MPI run error with cuda

I install pyfr1.14.0 and run examples/euler_vortex_2d case with mpi, and I got an error like this :


What’s wrong with me ?

How many GPUs do you have in your system?

Regards, Freddie.

Are there cuda enabled device available on the node you are working on? And is Cuda available?

Try nvcc --version and nvidia-smi

In this system I have only one A100 GPU

If you only have a single GPU then you should only be running with a single MPI rank. When two ranks are launched the first rank will request the first GPU and the second rank will request the second GPU. However, if your system only has a single GPU then this will yield an invalid device error.

Regards, Freddie.

However, in Pyfr 1.13.0 I can run this example with 2 mpi rank with cuda, is mpi automatically assigned in the new version?
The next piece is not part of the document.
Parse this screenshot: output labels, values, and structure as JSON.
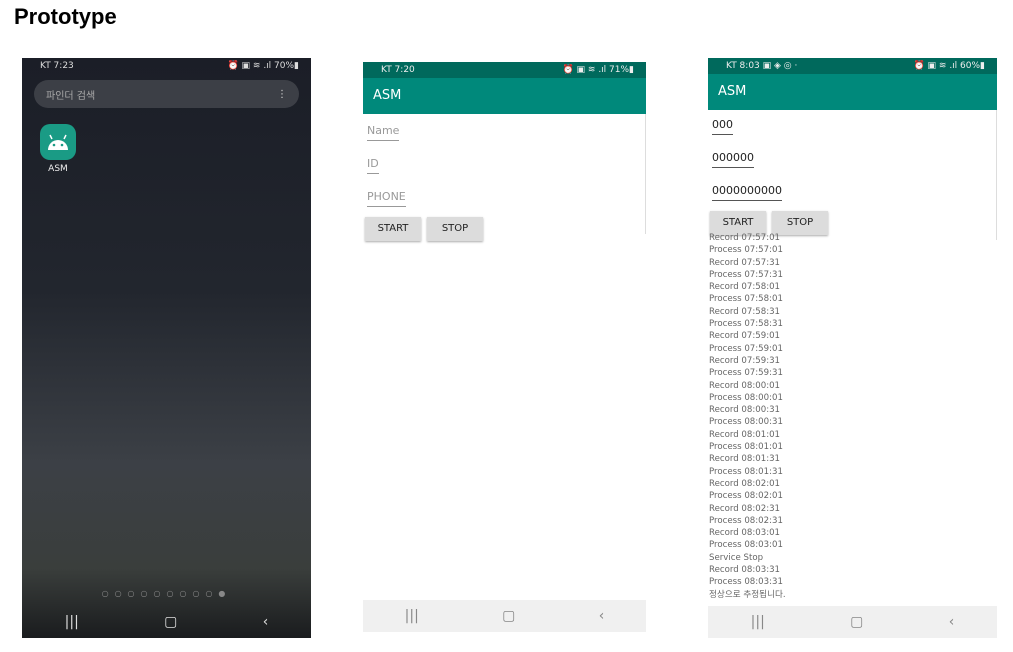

The behaviour of the CUDA backend was changed in the most recent release to be in line with that of HIP and OpenCL. Running multiple ranks on the same GPU results in very bad performance.

Regards, Freddie.

Thank you very much !

Hi @luli,

Just a thought: in case you are trying to develop or validate MPI codes, you can set your single A100 to run as 7 “distinct” GPUs, and then launch 7 MPI ranks:

This way (if one has an A100) one can develop for exascale on a (10kg micro ATX) shoebox!